The Health Related Behaviors Survey, which collected data over parts of 2015 and 2016, found that Marines are significantly more likely to engage in risky sexual behavior than members of any other branch. Additional topics like binge drinking, tobacco use, physical well-being and mental health were also explored in the report.
Of the nearly 17,000 responses received from service members in the Army, Air Force, Marine Corps, Navy and Coast Guard, Marines led nearly every category of sexual risk behaviors and outcomes over the past year.
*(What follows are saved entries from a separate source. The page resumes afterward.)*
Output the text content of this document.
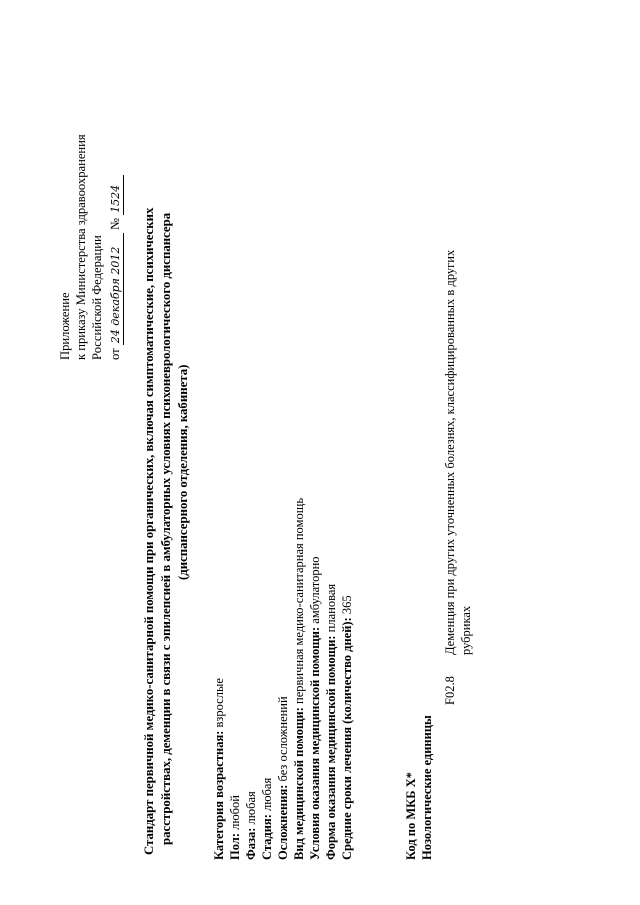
Приложение к приказу Министерства здравоохранения Российской Федерации от 24 декабря 2012 № 1524
Стандарт первичной медико-санитарной помощи при органических, включая симптоматические, психических расстройствах, деменции в связи с эпилепсией в амбулаторных условиях психоневрологического диспансера (диспансерного отделения, кабинета)
Категория возрастная: взрослые
Пол: любой
Фаза: любая
Стадия: любая Осложнения: без осложнений Вид медицинской помощи: первичная медико-санитарная помощь
Условия оказания медицинской помощи: амбулаторно
Форма оказания медицинской помощи: плановая
Средние сроки лечения (количество дней): 365
Код по МКБ X* Нозологические единицы
F02.8
Деменция при других уточненных болезнях, классифицированных в других рубриках
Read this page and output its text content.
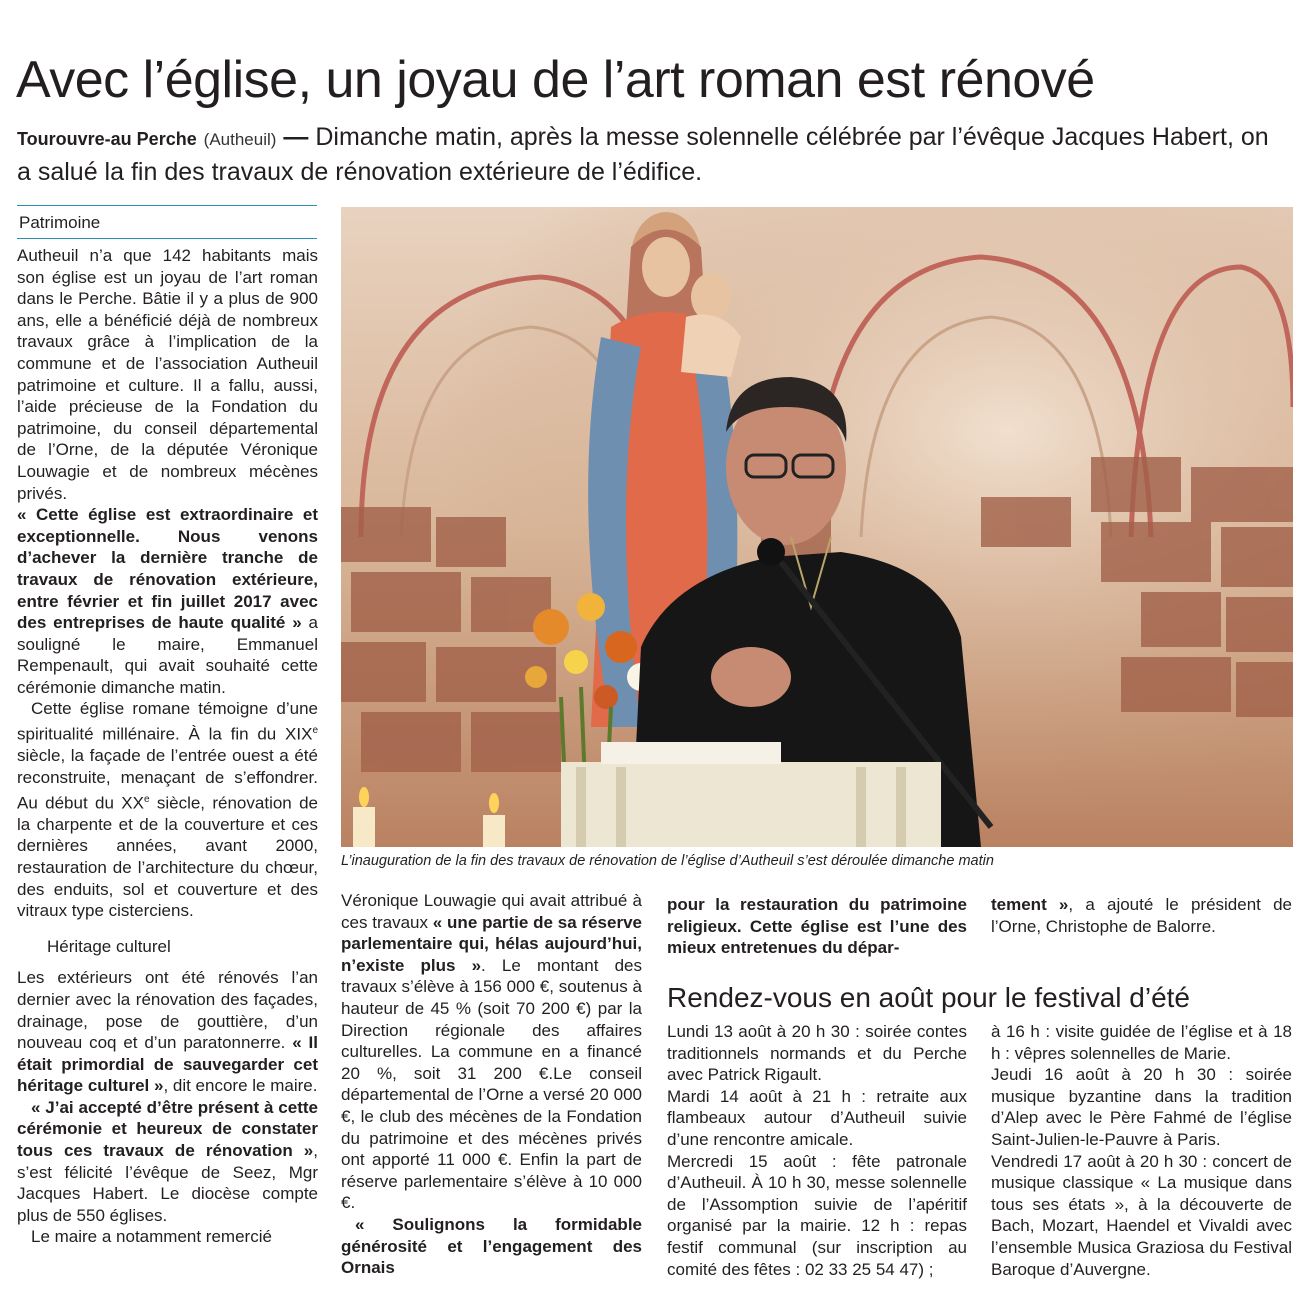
Avec l’église, un joyau de l’art roman est rénové

Tourouvre-au Perche (Autheuil) — Dimanche matin, après la messe solennelle célébrée par l’évêque Jacques Habert, on a salué la fin des travaux de rénovation extérieure de l’édifice.

Patrimoine

Autheuil n’a que 142 habitants mais son église est un joyau de l’art roman dans le Perche. Bâtie il y a plus de 900 ans, elle a bénéficié déjà de nombreux travaux grâce à l’implication de la commune et de l’association Autheuil patrimoine et culture. Il a fallu, aussi, l’aide précieuse de la Fondation du patrimoine, du conseil départemental de l’Orne, de la députée Véronique Louwagie et de nombreux mécènes privés.

« Cette église est extraordinaire et exceptionnelle. Nous venons d’achever la dernière tranche de travaux de rénovation extérieure, entre février et fin juillet 2017 avec des entreprises de haute qualité » a souligné le maire, Emmanuel Rempenault, qui avait souhaité cette cérémonie dimanche matin.

Cette église romane témoigne d’une spiritualité millénaire. À la fin du XIXe siècle, la façade de l’entrée ouest a été reconstruite, menaçant de s’effondrer. Au début du XXe siècle, rénovation de la charpente et de la couverture et ces dernières années, avant 2000, restauration de l’architecture du chœur, des enduits, sol et couverture et des vitraux type cisterciens.

Héritage culturel

Les extérieurs ont été rénovés l’an dernier avec la rénovation des façades, drainage, pose de gouttière, d’un nouveau coq et d’un paratonnerre. « Il était primordial de sauvegarder cet héritage culturel », dit encore le maire.

« J’ai accepté d’être présent à cette cérémonie et heureux de constater tous ces travaux de rénovation », s’est félicité l’évêque de Seez, Mgr Jacques Habert. Le diocèse compte plus de 550 églises.

Le maire a notamment remercié

L’inauguration de la fin des travaux de rénovation de l’église d’Autheuil s’est déroulée dimanche matin

Véronique Louwagie qui avait attribué à ces travaux « une partie de sa réserve parlementaire qui, hélas aujourd’hui, n’existe plus ». Le montant des travaux s’élève à 156 000 €, soutenus à hauteur de 45 % (soit 70 200 €) par la Direction régionale des affaires culturelles. La commune en a financé 20 %, soit 31 200 €.Le conseil départemental de l’Orne a versé 20 000 €, le club des mécènes de la Fondation du patrimoine et des mécènes privés ont apporté 11 000 €. Enfin la part de réserve parlementaire s’élève à 10 000 €.

« Soulignons la formidable générosité et l’engagement des Ornais

pour la restauration du patrimoine religieux. Cette église est l’une des mieux entretenues du dépar-

tement », a ajouté le président de l’Orne, Christophe de Balorre.

Rendez-vous en août pour le festival d’été

Lundi 13 août à 20 h 30 : soirée contes traditionnels normands et du Perche avec Patrick Rigault.

Mardi 14 août à 21 h : retraite aux flambeaux autour d’Autheuil suivie d’une rencontre amicale.

Mercredi 15 août : fête patronale d’Autheuil. À 10 h 30, messe solennelle de l’Assomption suivie de l’apéritif organisé par la mairie. 12 h : repas festif communal (sur inscription au comité des fêtes : 02 33 25 54 47) ;

à 16 h : visite guidée de l’église et à 18 h : vêpres solennelles de Marie.

Jeudi 16 août à 20 h 30 : soirée musique byzantine dans la tradition d’Alep avec le Père Fahmé de l’église Saint-Julien-le-Pauvre à Paris.

Vendredi 17 août à 20 h 30 : concert de musique classique « La musique dans tous ses états », à la découverte de Bach, Mozart, Haendel et Vivaldi avec l’ensemble Musica Graziosa du Festival Baroque d’Auvergne.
More than 24 percent of Marines reported having sex with more than one partner over the course of the data collection process, compared to 16.6 percent in the Army, 18.8 percent in the Air Force and 22.1 percent in the Navy.
Devil dogs were also tops when it came to having sex with a new partner without using a condom, with more than 40 percent of Marine respondents reporting having done so. Furthermore, 22 percent of Marines reported that their most recent vaginal sex encounter was done without the woman being on any form of birth control, also the highest number compared to the other services.
Unsurprisingly, the culmination of such risky behaviors put Marines at the greatest risk for contracting the human immunodeficiency virus, or HIV. And unintentional pregnancies among Marine respondents occurred at more than twice the rate of Army personnel.
For results dealing with the military as a whole, personnel in the E-1 to E-4 demographic were the most likely to engage in the aforementioned risky sexual behaviors.
Broken down by male and female personnel, 19.2 percent of men reported having sex with more than one partner during the survey time period, compared to 20.6 percent of women. Results also showed 37.6 percent of female service members had sex with a new partner without using a condom, while 36.5 percent of males reported doing so.
Condom use during recent vaginal intercourse was reported in 23 percent of men, compared to 17.9 percent of women. Additionally, unintended pregnancies following sexual encounters for women were reported at more than twice the rate of men.
Upper echelon concerns over risky behavior among military personnel continue to rise, especially with the unease surrounding the stability of younger Marines. Close to one-third of service members were found to have met binge-drinking criteria in the month before completing the survey. The 30 percent who reported engaging in such behavior was actually an improvement from previous reports.
Marines, however, engaged in binge drinking at a rate of 42.6 percent, a concerning contrast to the rest of the field. The number of those consuming cigarettes and other forms of tobacco was also significantly higher in the Marine Corps, especially in terms of smokeless tobacco, with results showing that Marines “dip” close to twice as much as personnel from other services.
“We’re not trying to blame anyone for this, but the Marine Corps does tend to stand out,” Dr. Sarah Meadows, a senior sociologist at RAND, told the San Diego Union-Tribune. “Each of the services has their own culture. ... Marines tend to be young men. Compared to young men on college campuses, it’s pretty similar.”
RAND researchers spent two years readying the data for the recently-finished product, a process designed to help inform each service on areas of weakness in need of attention.
While services will aim to address some of the glaring concerns mentioned in the report, curbing excessive drinking among military personnel may prove more difficult now that the Defense Commissary Agency began selling beer and wine at a dozen commissaries across the United States.
Jon Simkins is a writer and editor for Military Times, and a USMC veteran.